The International Court of Justice in The Hague today (Monday, 31 March 2014) found in favor of Australia and New Zealand in the court case against Japan’s so-called Research Whaling in Antarctica.
Earthrace Conservation founder Pete Bethune, who was at the court for the original case in June 2013 and today to hear the verdict, said, “I am absolutely thrilled. Today will go down in history as a great day for whales, for conservation and for justice.”
He said, “The verdict makes Japan’s Research Whaling program, which has killed many thousands of whales in the name of science, illegal. It also halts any likely copycat programs from the likes of Russia and Korea which had the decision favored Japan had been expected to introduce research whaling programs of their own”.
Bethune had his boat, the Ady Gil, destroyed when it was run over by a Japanese security vessel in Antarctica in January 2010. He then spent five months in a maximum-security prison in Japan after he illegally boarded the vessel that had nearly taken the lives of himself and his crew.
This period saw such intense public outcry over research whaling, that the Australian government announced it was taking Japan to the International Court of Justice. Bethune remembers the day when he heard the news in prison. “I went down to meet my lawyer, and the first thing she said to me was Australia had taken the court action against Japan over whaling. I burst into tears. I was optimistic that any decent judicial system would find against Japan, and to finally see it become a realityis amazing.”
Bethune always felt that Japan’s case was weak. “They used a loophole in the original IWC regulations that allowed for nations to conduct their own research-whaling program”, he said.
“Japan argued the court had no jurisdiction to decide what legitimate research was, and that Japan could choose its research programs as it liked.

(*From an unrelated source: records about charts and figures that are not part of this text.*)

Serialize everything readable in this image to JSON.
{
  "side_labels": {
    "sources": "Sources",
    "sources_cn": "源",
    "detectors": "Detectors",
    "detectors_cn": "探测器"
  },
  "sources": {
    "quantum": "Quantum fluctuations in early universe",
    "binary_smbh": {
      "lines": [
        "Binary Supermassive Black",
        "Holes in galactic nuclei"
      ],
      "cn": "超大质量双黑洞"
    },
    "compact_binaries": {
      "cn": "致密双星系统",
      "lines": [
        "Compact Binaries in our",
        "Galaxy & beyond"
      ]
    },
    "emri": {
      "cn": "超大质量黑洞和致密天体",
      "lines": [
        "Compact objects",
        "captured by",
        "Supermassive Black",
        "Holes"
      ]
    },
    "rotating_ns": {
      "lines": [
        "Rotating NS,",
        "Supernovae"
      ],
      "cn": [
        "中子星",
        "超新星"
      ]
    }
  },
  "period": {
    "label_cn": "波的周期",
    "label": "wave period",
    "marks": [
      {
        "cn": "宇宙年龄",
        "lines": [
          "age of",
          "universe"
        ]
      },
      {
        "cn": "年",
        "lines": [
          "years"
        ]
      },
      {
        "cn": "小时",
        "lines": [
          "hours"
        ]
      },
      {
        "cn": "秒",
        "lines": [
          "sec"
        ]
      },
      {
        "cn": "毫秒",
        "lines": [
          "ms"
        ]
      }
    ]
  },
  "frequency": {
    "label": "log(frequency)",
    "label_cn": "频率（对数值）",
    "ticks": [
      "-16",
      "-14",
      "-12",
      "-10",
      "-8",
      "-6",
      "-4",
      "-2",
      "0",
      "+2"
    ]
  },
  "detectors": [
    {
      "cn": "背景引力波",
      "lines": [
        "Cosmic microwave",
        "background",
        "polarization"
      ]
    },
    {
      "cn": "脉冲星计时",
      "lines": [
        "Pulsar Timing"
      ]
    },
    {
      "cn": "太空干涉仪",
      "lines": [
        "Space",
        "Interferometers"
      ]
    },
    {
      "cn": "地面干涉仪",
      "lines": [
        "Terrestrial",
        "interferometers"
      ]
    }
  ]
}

They also presented some of their research findings, although all but the most one-eyed would accept them as being valued by the Scientific-community”.
The verdict is binding for all three countries and cannot be appealed. Japan has little choice now but to cease their whaling program in the Southern Ocean Whale Sanctuary.

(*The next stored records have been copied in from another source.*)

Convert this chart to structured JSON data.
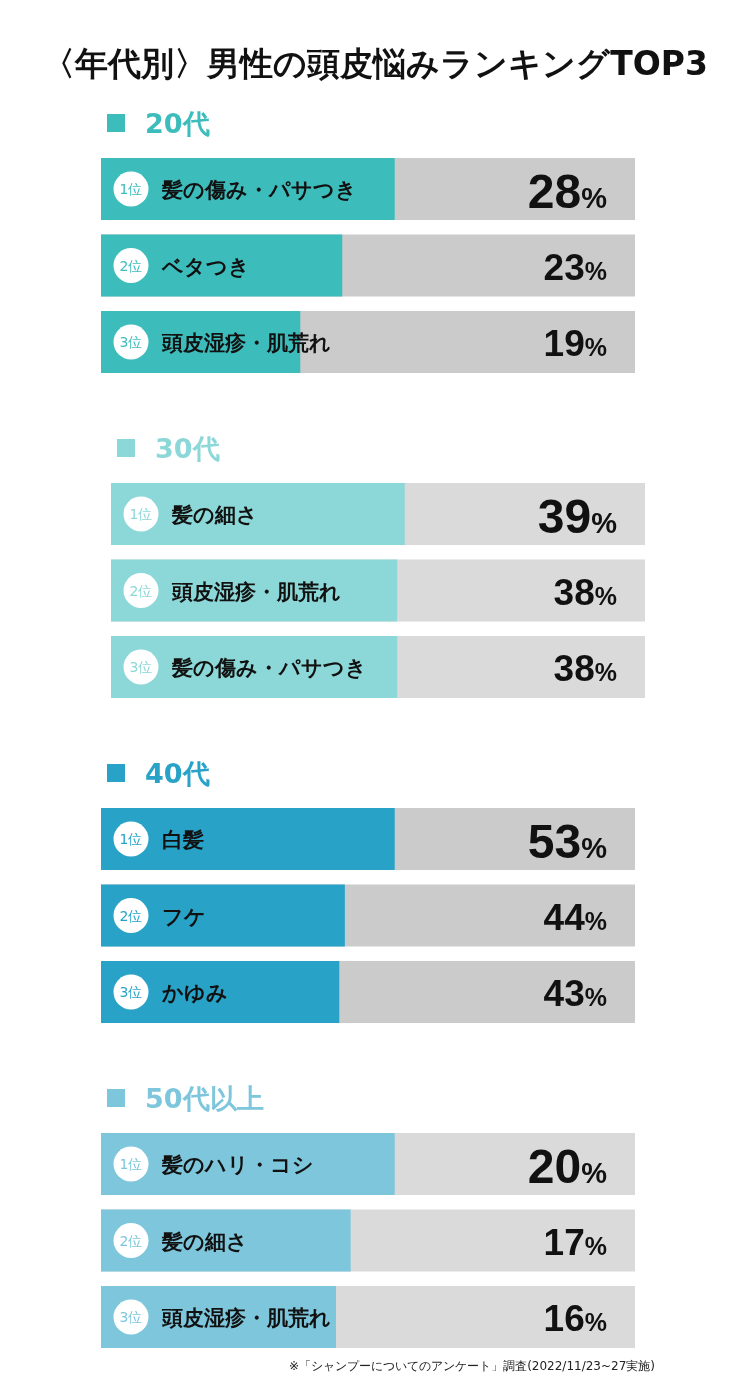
{
  "chart_data": [
    {
      "type": "bar",
      "title": "〈年代別〉男性の頭皮悩みランキングTOP3",
      "orientation": "horizontal",
      "legend": "top left",
      "categories": [
        "髪の傷み・パサつき",
        "ベタつき",
        "頭皮湿疹・肌荒れ"
      ],
      "series": [
        {
          "name": "20代",
          "color": "#3dbcbc",
          "values": [
            28,
            23,
            19
          ],
          "value_labels": [
            "28%",
            "23%",
            "19%"
          ]
        }
      ],
      "annotations": [
        {
          "text": "1位",
          "y": "髪の傷み・パサつき"
        },
        {
          "text": "2位",
          "y": "ベタつき"
        },
        {
          "text": "3位",
          "y": "頭皮湿疹・肌荒れ"
        }
      ]
    },
    {
      "type": "bar",
      "orientation": "horizontal",
      "legend": "top left",
      "categories": [
        "髪の細さ",
        "頭皮湿疹・肌荒れ",
        "髪の傷み・パサつき"
      ],
      "series": [
        {
          "name": "30代",
          "color": "#8cd7d7",
          "values": [
            39,
            38,
            38
          ],
          "value_labels": [
            "39%",
            "38%",
            "38%"
          ]
        }
      ],
      "annotations": [
        {
          "text": "1位",
          "y": "髪の細さ"
        },
        {
          "text": "2位",
          "y": "頭皮湿疹・肌荒れ"
        },
        {
          "text": "3位",
          "y": "髪の傷み・パサつき"
        }
      ]
    },
    {
      "type": "bar",
      "orientation": "horizontal",
      "legend": "top left",
      "categories": [
        "白髪",
        "フケ",
        "かゆみ"
      ],
      "series": [
        {
          "name": "40代",
          "color": "#28a2c7",
          "values": [
            53,
            44,
            43
          ],
          "value_labels": [
            "53%",
            "44%",
            "43%"
          ]
        }
      ],
      "annotations": [
        {
          "text": "1位",
          "y": "白髪"
        },
        {
          "text": "2位",
          "y": "フケ"
        },
        {
          "text": "3位",
          "y": "かゆみ"
        }
      ]
    },
    {
      "type": "bar",
      "orientation": "horizontal",
      "legend": "top left",
      "categories": [
        "髪のハリ・コシ",
        "髪の細さ",
        "頭皮湿疹・肌荒れ"
      ],
      "series": [
        {
          "name": "50代以上",
          "color": "#7dc6dc",
          "values": [
            20,
            17,
            16
          ],
          "value_labels": [
            "20%",
            "17%",
            "16%"
          ]
        }
      ],
      "annotations": [
        {
          "text": "1位",
          "y": "髪のハリ・コシ"
        },
        {
          "text": "2位",
          "y": "髪の細さ"
        },
        {
          "text": "3位",
          "y": "頭皮湿疹・肌荒れ"
        },
        "※「シャンプーについてのアンケート」調査(2022/11/23~27実施)"
      ]
    }
  ]
}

Bethune spoke to several senior Japanese delegates after the verdict was announced and says they indicated that while they were very disappointed with the outcome, they would abide by the ruling and not go back to Antarctica.

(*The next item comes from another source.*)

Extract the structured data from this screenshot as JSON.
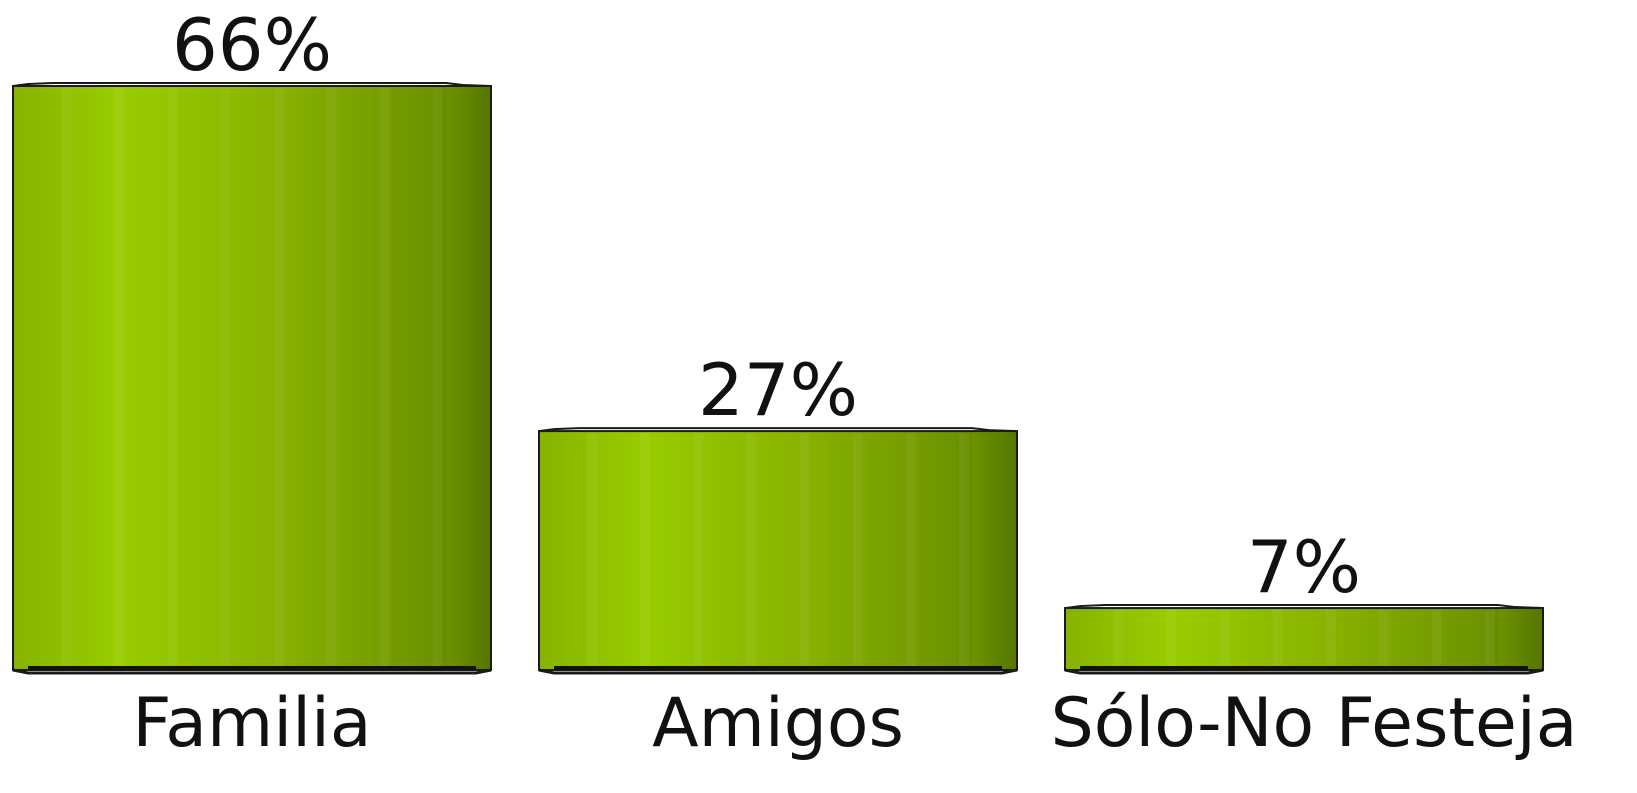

According to Bethune, the one drawback with the court case is it only addressed Japan’s scientific whaling program in Antarctica. The verdict has now made this illegal, but it still leaves Japan free to continue with research whaling in the Northern Pacific.
Bethune said, “I have no idea why Australia and New Zealand left the Northern Pacific out of their case. If the research program in Antarctica is illegal, then by definition so is the program in the Northern Pacific but it will require another court action to make this illegal also.”
Bethune now feels that his actions back in 2010 were not in vain and hopes that in some small way what happened to him contributed to today’s verdict.
“I lost my boat, spent five months in prison for peacefully protesting against what has now been confirmed as illegal activities, and was paraded around in Japan as a dangerous criminal which was difficult to take at the time. If all that was even a small part of the means to this happy ending, then I’m bloody happy to have gone through it all.”